Adult Stem Cell Success

Kerby Anderson




Can adult stem cells result in 100,000 fewer amputations each year in the United States? That is a question some scientists are asking after the recent success at Chicago's NorthwesternMemorialHospital.


The new procedure offers hope to patients with critical limb ischemia which occurs when a patient has severely blocked leg arteries. After ten years of clinical trials on mice and rats, doctors are moving on to human patients. The doctors transplant a purified form of the patient's own stem cells into their leg muscles to grow new, small blood vessels and restore circulation in their legs.
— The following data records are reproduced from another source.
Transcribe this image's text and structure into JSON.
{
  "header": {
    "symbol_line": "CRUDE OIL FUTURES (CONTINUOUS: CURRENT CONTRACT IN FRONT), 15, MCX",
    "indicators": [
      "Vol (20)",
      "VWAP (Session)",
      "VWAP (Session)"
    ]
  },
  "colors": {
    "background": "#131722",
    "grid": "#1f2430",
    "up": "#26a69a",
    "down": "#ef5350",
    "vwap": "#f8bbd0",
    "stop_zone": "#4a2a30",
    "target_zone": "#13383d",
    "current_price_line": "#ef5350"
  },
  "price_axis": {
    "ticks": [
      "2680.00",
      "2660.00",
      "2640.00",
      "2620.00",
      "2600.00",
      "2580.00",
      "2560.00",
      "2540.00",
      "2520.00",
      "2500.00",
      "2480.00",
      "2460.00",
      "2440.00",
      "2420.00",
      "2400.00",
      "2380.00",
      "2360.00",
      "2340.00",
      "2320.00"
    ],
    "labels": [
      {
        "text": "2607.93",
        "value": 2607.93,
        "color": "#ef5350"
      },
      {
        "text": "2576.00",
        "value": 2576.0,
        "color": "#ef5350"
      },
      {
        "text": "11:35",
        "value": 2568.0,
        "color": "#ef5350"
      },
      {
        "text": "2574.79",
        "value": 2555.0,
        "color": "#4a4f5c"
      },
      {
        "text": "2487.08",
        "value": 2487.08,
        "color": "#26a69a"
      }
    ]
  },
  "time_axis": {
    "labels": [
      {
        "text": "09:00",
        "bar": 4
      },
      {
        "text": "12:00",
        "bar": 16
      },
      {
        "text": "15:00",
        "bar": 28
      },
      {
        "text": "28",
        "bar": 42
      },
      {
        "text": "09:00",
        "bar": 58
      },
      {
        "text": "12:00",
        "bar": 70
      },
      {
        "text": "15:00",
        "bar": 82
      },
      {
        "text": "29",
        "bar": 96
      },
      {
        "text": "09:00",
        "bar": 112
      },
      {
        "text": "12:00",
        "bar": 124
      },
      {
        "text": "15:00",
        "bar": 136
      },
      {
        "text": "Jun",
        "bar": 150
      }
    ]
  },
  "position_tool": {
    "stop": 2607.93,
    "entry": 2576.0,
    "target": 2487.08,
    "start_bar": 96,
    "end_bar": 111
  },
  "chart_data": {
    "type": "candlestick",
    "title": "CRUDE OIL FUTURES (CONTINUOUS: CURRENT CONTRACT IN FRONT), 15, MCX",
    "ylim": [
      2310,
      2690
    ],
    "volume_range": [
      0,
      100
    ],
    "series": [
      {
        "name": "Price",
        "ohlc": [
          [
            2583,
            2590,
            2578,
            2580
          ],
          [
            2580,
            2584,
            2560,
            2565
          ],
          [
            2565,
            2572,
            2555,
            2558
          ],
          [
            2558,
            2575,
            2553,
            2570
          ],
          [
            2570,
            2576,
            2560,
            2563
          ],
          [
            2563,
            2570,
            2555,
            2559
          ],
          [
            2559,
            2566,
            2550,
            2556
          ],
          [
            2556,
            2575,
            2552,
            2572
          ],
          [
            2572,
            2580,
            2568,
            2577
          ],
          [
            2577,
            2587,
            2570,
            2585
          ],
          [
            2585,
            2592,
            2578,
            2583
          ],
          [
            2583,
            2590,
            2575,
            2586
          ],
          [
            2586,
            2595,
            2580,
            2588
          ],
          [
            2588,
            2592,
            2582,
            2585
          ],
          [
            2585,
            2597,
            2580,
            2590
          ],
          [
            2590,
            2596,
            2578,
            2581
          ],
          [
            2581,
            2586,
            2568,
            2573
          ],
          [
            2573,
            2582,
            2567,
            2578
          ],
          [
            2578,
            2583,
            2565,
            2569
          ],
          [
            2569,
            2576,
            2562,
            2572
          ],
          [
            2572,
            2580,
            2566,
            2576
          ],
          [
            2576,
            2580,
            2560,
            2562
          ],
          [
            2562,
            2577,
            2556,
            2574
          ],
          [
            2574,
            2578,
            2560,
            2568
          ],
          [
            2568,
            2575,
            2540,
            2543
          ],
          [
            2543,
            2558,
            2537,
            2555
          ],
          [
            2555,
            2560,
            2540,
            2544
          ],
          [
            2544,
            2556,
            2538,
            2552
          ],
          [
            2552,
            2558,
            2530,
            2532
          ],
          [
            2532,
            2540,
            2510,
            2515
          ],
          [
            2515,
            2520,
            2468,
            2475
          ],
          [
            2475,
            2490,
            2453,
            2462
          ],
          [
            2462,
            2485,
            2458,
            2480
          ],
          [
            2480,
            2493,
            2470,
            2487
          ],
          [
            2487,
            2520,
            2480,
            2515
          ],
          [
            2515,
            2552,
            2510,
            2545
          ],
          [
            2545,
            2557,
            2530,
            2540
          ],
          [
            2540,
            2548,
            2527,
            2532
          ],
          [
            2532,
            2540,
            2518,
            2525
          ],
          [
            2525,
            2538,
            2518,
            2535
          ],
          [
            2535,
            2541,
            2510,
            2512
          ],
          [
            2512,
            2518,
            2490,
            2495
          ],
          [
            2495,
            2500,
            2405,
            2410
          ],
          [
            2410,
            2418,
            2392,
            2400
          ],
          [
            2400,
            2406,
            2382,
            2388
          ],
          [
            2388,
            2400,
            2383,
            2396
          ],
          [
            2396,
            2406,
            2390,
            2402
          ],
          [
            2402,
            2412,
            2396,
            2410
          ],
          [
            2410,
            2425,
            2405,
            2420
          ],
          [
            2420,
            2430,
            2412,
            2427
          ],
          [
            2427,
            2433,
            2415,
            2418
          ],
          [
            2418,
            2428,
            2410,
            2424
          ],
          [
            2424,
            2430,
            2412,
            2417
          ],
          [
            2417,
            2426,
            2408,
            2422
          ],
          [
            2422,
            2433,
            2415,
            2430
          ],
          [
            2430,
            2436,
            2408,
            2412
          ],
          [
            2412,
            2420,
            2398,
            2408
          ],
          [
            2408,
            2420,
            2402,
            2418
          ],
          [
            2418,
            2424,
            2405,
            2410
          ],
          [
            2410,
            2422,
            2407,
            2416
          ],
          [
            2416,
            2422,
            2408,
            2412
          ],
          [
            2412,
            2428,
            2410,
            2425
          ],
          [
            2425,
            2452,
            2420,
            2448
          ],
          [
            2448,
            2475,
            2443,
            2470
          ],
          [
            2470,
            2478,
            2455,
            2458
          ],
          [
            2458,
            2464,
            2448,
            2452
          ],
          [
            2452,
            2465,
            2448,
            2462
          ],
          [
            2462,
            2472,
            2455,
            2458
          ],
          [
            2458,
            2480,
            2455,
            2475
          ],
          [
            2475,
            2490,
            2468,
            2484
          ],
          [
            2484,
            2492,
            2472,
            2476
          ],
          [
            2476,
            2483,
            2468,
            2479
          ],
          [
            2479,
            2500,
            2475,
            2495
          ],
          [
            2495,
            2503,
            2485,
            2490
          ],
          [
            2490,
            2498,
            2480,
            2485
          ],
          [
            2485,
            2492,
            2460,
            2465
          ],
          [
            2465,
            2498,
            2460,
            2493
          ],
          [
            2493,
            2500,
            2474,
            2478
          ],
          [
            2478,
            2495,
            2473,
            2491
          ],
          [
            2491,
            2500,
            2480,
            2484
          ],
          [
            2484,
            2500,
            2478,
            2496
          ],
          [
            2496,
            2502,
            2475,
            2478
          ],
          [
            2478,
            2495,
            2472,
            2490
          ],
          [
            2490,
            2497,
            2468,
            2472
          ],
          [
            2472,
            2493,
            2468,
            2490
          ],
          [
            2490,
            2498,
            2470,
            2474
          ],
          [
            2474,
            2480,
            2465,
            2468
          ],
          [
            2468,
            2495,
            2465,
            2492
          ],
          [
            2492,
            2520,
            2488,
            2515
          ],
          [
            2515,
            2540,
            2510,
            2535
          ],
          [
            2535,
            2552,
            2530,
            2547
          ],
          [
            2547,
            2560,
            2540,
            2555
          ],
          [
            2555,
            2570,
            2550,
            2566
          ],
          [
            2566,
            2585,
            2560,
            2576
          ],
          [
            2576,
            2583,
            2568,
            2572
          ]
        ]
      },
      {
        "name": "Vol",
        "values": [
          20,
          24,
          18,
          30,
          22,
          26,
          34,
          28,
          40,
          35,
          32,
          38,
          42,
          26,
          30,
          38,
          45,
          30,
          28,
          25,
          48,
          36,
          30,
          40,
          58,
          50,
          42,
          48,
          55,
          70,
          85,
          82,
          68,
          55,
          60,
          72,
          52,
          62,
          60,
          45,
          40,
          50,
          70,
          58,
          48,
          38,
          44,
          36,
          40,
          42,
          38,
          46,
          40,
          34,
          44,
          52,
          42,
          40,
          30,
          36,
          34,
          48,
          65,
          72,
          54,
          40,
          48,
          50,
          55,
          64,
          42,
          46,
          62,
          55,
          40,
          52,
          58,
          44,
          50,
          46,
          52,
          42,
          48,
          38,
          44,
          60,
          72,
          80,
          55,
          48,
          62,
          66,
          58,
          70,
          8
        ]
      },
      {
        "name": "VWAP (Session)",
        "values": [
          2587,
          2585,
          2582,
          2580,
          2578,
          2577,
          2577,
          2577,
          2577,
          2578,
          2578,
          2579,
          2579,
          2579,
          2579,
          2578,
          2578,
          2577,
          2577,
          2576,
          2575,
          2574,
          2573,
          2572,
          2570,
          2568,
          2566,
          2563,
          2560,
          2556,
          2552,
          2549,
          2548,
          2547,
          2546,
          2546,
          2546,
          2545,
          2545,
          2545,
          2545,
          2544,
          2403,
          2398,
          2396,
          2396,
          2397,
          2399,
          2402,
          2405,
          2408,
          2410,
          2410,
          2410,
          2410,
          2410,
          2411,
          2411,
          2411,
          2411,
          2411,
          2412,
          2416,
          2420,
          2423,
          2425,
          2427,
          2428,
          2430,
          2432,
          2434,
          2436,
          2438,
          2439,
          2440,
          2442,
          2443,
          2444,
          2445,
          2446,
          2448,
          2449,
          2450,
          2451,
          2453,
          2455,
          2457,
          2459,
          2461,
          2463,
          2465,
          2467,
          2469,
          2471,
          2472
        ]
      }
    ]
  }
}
Without this treatment, these patients would have diminished blood flow. This causes wounds that don't heal. It can also lead to gangrene, which leads to loss of toes, feet or legs. This results in more than 100,000 amputations each year.


This latest success will certainly be helpful to patients with blocked arteries and possibly paves the way to other important medical applications. It also illustrates something I have talked about in the past. Adult stem cells are providing numerous medical advances without raising the ethical concerns surrounding embryonic stem cells.


Dr. David Prentice with the Family Research Council estimates that there are over 1100 FDA approved clinical trials going on in the United States using adult stem cells. He and Bill Saunders have produced a booklet entitled, Adult Stem Cell Treatments: Nine Faces of Success. They tell the story a representative sample of the many people who have been helped by adult stem cell research.


The latest successes of adult stem cell research demonstrate that we don't need to abandon the president's pro-life policy concerning adult stem cell research. Nor do we need to expand federal funding of embryonic stem cell research. I'm Kerby Anderson, and that's my point of view.